Usadel Björn, Schlüter Urte, Mølhøj Michael, Gipmans Martijn, Verma Rajeev, Kossmann Jens, Reiter Wolf-Dieter, Pauly Markus
Max Planck Institute of Molecular Plant Physiology, Am Mühlenberg 1, 14476 Golm, Germany.
FEBS Lett. 2004 Jul 2;569(1-3):327-31. doi: 10.1016/j.febslet.2004.06.005.

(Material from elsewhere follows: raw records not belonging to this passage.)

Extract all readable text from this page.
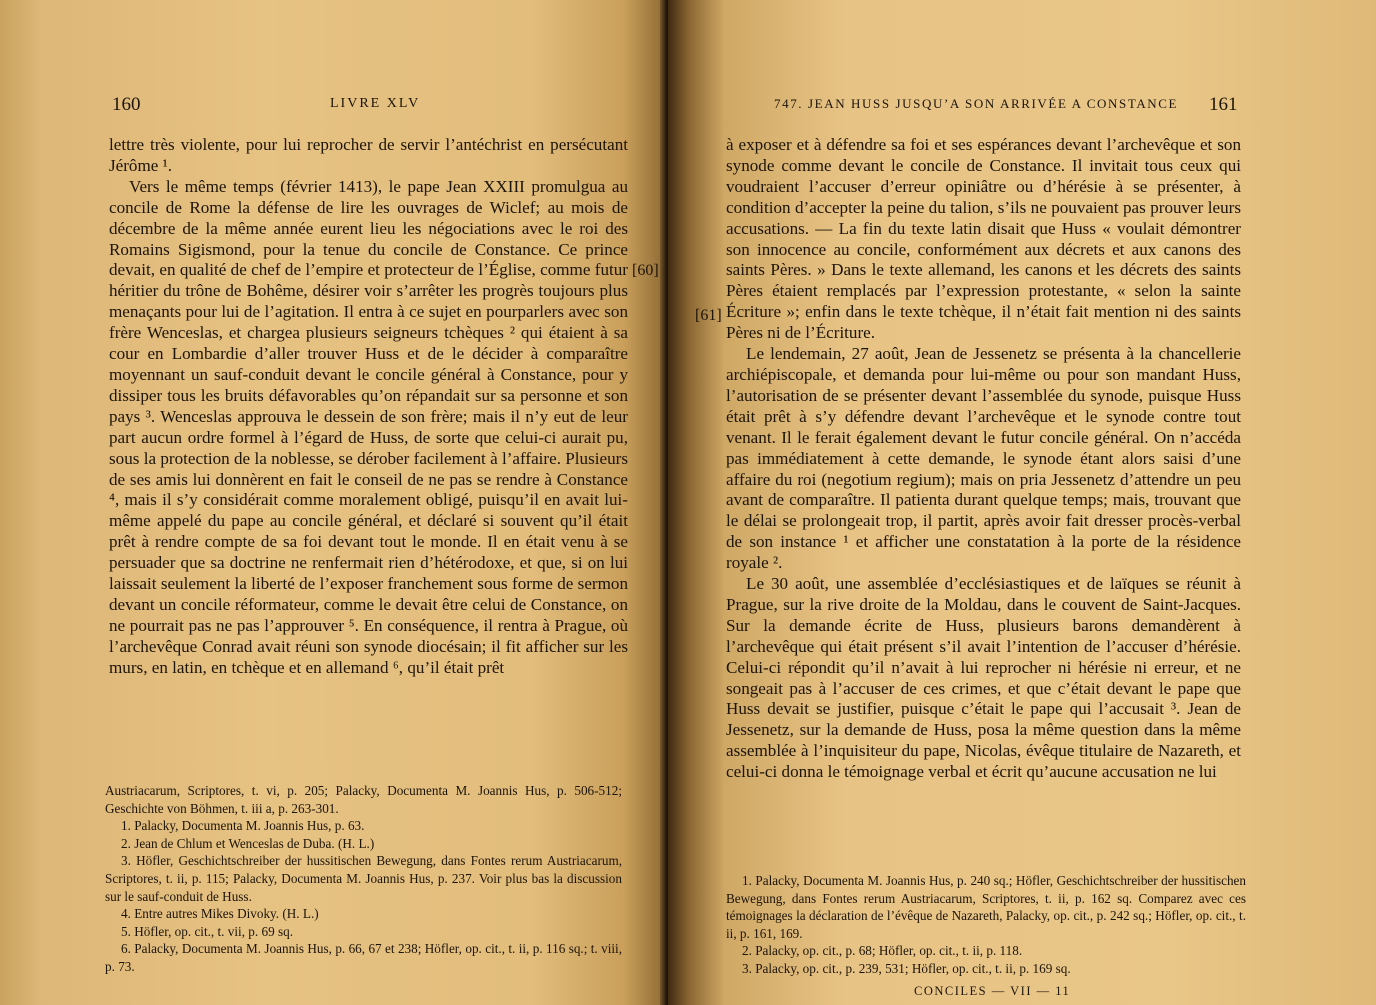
160	LIVRE XLV
[60]

lettre très violente, pour lui reprocher de servir l’antéchrist en persécutant Jérôme ¹.

Vers le même temps (février 1413), le pape Jean XXIII promulgua au concile de Rome la défense de lire les ouvrages de Wiclef; au mois de décembre de la même année eurent lieu les négociations avec le roi des Romains Sigismond, pour la tenue du concile de Constance. Ce prince devait, en qualité de chef de l’empire et protecteur de l’Église, comme futur héritier du trône de Bohême, désirer voir s’arrêter les progrès toujours plus menaçants pour lui de l’agitation. Il entra à ce sujet en pourparlers avec son frère Wenceslas, et chargea plusieurs seigneurs tchèques ² qui étaient à sa cour en Lombardie d’aller trouver Huss et de le décider à comparaître moyennant un sauf-conduit devant le concile général à Constance, pour y dissiper tous les bruits défavorables qu’on répandait sur sa personne et son pays ³. Wenceslas approuva le dessein de son frère; mais il n’y eut de leur part aucun ordre formel à l’égard de Huss, de sorte que celui-ci aurait pu, sous la protection de la noblesse, se dérober facilement à l’affaire. Plusieurs de ses amis lui donnèrent en fait le conseil de ne pas se rendre à Constance ⁴, mais il s’y considérait comme moralement obligé, puisqu’il en avait lui-même appelé du pape au concile général, et déclaré si souvent qu’il était prêt à rendre compte de sa foi devant tout le monde. Il en était venu à se persuader que sa doctrine ne renfermait rien d’hétérodoxe, et que, si on lui laissait seulement la liberté de l’exposer franchement sous forme de sermon devant un concile réformateur, comme le devait être celui de Constance, on ne pourrait pas ne pas l’approuver ⁵. En conséquence, il rentra à Prague, où l’archevêque Conrad avait réuni son synode diocésain; il fit afficher sur les murs, en latin, en tchèque et en allemand ⁶, qu’il était prêt

Austriacarum, Scriptores, t. vi, p. 205; Palacky, Documenta M. Joannis Hus, p. 506-512; Geschichte von Böhmen, t. iii a, p. 263-301.

1. Palacky, Documenta M. Joannis Hus, p. 63.

2. Jean de Chlum et Wenceslas de Duba. (H. L.)

3. Höfler, Geschichtschreiber der hussitischen Bewegung, dans Fontes rerum Austriacarum, Scriptores, t. ii, p. 115; Palacky, Documenta M. Joannis Hus, p. 237. Voir plus bas la discussion sur le sauf-conduit de Huss.

4. Entre autres Mikes Divoky. (H. L.)

5. Höfler, op. cit., t. vii, p. 69 sq.

6. Palacky, Documenta M. Joannis Hus, p. 66, 67 et 238; Höfler, op. cit., t. ii, p. 116 sq.; t. viii, p. 73.

747. JEAN HUSS JUSQU’A SON ARRIVÉE A CONSTANCE 161
[61]

à exposer et à défendre sa foi et ses espérances devant l’archevêque et son synode comme devant le concile de Constance. Il invitait tous ceux qui voudraient l’accuser d’erreur opiniâtre ou d’hérésie à se présenter, à condition d’accepter la peine du talion, s’ils ne pouvaient pas prouver leurs accusations. — La fin du texte latin disait que Huss « voulait démontrer son innocence au concile, conformément aux décrets et aux canons des saints Pères. » Dans le texte allemand, les canons et les décrets des saints Pères étaient remplacés par l’expression protestante, « selon la sainte Écriture »; enfin dans le texte tchèque, il n’était fait mention ni des saints Pères ni de l’Écriture.

Le lendemain, 27 août, Jean de Jessenetz se présenta à la chancellerie archiépiscopale, et demanda pour lui-même ou pour son mandant Huss, l’autorisation de se présenter devant l’assemblée du synode, puisque Huss était prêt à s’y défendre devant l’archevêque et le synode contre tout venant. Il le ferait également devant le futur concile général. On n’accéda pas immédiatement à cette demande, le synode étant alors saisi d’une affaire du roi (negotium regium); mais on pria Jessenetz d’attendre un peu avant de comparaître. Il patienta durant quelque temps; mais, trouvant que le délai se prolongeait trop, il partit, après avoir fait dresser procès-verbal de son instance ¹ et afficher une constatation à la porte de la résidence royale ².

Le 30 août, une assemblée d’ecclésiastiques et de laïques se réunit à Prague, sur la rive droite de la Moldau, dans le couvent de Saint-Jacques. Sur la demande écrite de Huss, plusieurs barons demandèrent à l’archevêque qui était présent s’il avait l’intention de l’accuser d’hérésie. Celui-ci répondit qu’il n’avait à lui reprocher ni hérésie ni erreur, et ne songeait pas à l’accuser de ces crimes, et que c’était devant le pape que Huss devait se justifier, puisque c’était le pape qui l’accusait ³. Jean de Jessenetz, sur la demande de Huss, posa la même question dans la même assemblée à l’inquisiteur du pape, Nicolas, évêque titulaire de Nazareth, et celui-ci donna le témoignage verbal et écrit qu’aucune accusation ne lui

1. Palacky, Documenta M. Joannis Hus, p. 240 sq.; Höfler, Geschichtschreiber der hussitischen Bewegung, dans Fontes rerum Austriacarum, Scriptores, t. ii, p. 162 sq. Comparez avec ces témoignages la déclaration de l’évêque de Nazareth, Palacky, op. cit., p. 242 sq.; Höfler, op. cit., t. ii, p. 161, 169.

2. Palacky, op. cit., p. 68; Höfler, op. cit., t. ii, p. 118.

3. Palacky, op. cit., p. 239, 531; Höfler, op. cit., t. ii, p. 169 sq.

CONCILES — VII — 11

One of the major sugars present in the plant cell wall is d-galacturonate, the dominant monosaccharide in pectic polysaccharides. Previous work indicated that one of the activated precursors necessary for the synthesis of pectins is UDP-d-galacturonate, which is synthesized from UDP-d-glucuronate by a UDP-d-glucuronate 4-epimerase (GAE). Here, we report the identification, cloning and characterization of a GAE6 from Arabidopsis thaliana. Functional analysis revealed that this enzyme converts UDP-d-glucuronate to UDP-d-galacturonate in vitro. An expression analysis of this epimerase and its five homologs in the Arabidopsis genome by quantitative RT-PCR and promoter::GUS fusions indicated differential expression of the family members in plant tissues and expression of all isoforms in the developing pollen of A. thaliana.
植物细胞壁中存在的主要糖类之一是D-半乳糖醛酸,它是果胶多糖中的主要单糖。先前的研究表明,果胶合成所需的活化前体之一是UDP-D-半乳糖醛酸,它由UDP-D-葡萄糖醛酸通过UDP-D-葡萄糖醛酸4-表异构酶(GAE)合成。在这里,我们报告了来自拟南芥的GAE6的鉴定、克隆和特性分析。功能分析表明,这种酶在体外将UDP-D-葡萄糖醛酸转化为UDP-D-半乳糖醛酸。通过定量RT-PCR和启动子::GUS融合对该表异构酶及其在拟南芥基因组中的五个同源物进行表达分析,结果表明该家族成员在植物组织中的表达存在差异,并且所有同工型在拟南芥发育中的花粉中均有表达。